Well, I'll defer to your research on the bios, but as for "what they were writing about", I think the names should be switched. Socialism brought ruin to both England and America; Dickens succeeded, Rand did not.
And I'm modifying the post after a quick trip to Wikipedia. Let it be known that Dickens attended some very good schools and was a prolific reader. His father was a government bureaucrat, apparently a wastrel but no doubt well-educated. Anyone entering the literary arts in Dickens' age had to be top-notch - there was too much competition, and society was not yet debased enough for stream-of-consciousness ramblings. As for Rand, she reached the New World at age 21, so even if she learned English in Russia, it was probably not very good. Her career in Hollywood was devoid of any real accomplishments, but as I recalled, she cut a broad swath with her scathing wit and towering intellect. This was during the 1920s and 30s, and if you think Stalin's Russia was a happy land of contented peasants, please do a little more reading. Ruthlessly-efficient collectivization killed a lot more people than the Czar's incompetent bungling.

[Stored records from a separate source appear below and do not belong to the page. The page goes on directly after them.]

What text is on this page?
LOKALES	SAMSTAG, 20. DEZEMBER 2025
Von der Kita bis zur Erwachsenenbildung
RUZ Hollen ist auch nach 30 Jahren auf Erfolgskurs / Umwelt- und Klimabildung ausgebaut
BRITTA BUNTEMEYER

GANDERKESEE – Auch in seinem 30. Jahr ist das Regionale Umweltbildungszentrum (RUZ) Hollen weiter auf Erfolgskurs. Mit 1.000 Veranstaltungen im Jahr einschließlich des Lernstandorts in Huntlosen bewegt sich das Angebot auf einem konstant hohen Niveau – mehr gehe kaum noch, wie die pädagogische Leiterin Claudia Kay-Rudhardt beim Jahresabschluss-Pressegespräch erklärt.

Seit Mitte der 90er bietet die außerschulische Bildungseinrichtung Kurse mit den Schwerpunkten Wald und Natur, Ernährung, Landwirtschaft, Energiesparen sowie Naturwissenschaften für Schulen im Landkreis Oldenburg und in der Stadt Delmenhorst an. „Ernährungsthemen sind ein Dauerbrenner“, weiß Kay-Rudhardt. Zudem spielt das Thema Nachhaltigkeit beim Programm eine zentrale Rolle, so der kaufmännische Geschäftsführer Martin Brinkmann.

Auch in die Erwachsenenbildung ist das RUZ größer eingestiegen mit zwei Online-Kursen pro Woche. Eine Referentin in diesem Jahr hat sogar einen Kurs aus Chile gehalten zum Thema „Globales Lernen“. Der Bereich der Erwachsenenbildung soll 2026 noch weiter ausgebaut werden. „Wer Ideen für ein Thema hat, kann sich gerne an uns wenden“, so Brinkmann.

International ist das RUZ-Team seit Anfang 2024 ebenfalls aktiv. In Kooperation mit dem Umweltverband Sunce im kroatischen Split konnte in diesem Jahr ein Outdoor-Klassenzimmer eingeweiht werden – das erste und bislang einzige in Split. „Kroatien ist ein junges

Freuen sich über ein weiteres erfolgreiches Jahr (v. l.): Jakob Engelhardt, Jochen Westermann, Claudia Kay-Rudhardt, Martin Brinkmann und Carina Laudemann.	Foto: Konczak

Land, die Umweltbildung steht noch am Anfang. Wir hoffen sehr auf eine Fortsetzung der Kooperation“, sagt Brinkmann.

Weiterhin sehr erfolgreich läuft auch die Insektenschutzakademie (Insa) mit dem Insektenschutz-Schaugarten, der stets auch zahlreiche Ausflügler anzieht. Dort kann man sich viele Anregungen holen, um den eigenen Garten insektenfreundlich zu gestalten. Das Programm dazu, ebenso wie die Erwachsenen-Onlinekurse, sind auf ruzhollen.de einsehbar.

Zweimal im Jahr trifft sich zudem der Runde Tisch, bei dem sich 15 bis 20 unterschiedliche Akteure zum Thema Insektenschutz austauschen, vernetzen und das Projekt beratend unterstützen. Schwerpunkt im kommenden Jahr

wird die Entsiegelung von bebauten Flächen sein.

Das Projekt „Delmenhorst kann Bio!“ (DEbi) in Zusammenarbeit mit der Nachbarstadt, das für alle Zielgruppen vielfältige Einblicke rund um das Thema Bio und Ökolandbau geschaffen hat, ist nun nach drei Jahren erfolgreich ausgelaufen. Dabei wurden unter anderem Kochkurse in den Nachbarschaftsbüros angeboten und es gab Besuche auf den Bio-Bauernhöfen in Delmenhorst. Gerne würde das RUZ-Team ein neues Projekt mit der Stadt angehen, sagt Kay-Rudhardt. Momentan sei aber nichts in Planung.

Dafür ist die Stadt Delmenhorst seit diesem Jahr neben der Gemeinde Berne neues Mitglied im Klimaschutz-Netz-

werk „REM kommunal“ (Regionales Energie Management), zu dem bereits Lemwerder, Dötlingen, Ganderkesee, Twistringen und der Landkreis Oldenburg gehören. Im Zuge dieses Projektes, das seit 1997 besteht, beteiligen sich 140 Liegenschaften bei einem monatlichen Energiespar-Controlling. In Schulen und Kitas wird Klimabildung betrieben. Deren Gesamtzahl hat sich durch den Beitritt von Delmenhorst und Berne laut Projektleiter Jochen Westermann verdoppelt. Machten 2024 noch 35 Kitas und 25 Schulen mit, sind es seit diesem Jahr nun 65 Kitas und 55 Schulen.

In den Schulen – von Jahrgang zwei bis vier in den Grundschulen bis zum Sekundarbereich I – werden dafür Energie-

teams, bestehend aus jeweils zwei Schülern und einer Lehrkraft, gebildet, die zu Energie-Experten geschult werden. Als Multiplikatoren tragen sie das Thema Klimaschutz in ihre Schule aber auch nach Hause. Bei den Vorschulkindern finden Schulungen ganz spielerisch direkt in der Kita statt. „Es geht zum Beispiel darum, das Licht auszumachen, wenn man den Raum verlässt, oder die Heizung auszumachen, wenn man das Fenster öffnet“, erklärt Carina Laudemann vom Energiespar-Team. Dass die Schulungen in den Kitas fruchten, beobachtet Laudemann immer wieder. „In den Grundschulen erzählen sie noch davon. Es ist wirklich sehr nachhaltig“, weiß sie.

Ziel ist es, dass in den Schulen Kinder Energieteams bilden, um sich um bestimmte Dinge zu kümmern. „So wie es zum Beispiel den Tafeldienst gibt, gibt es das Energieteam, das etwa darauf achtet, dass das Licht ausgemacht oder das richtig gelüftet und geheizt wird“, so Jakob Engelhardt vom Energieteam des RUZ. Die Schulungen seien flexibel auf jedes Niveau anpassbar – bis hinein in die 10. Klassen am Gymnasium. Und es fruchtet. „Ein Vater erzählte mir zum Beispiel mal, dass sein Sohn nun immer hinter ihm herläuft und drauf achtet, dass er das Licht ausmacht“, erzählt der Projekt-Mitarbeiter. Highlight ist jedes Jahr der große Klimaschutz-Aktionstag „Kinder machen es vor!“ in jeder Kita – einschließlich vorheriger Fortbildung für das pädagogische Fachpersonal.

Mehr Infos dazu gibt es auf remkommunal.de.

And I'm gonna add something else. McWood didn't miss anything. You say there is nothing wrong with govt running SS if they do it right, but they can't. As long as govt produces the inflation numbers, they can understate it until, after 20 or 30 years, SS brings a hundred bucks or so in today's money, and there is nothing to stop another president from using it as a whip to herd the sheeple in whatever direction the socialist overlords want, as Obama did just last week. I think that backfired on him, too.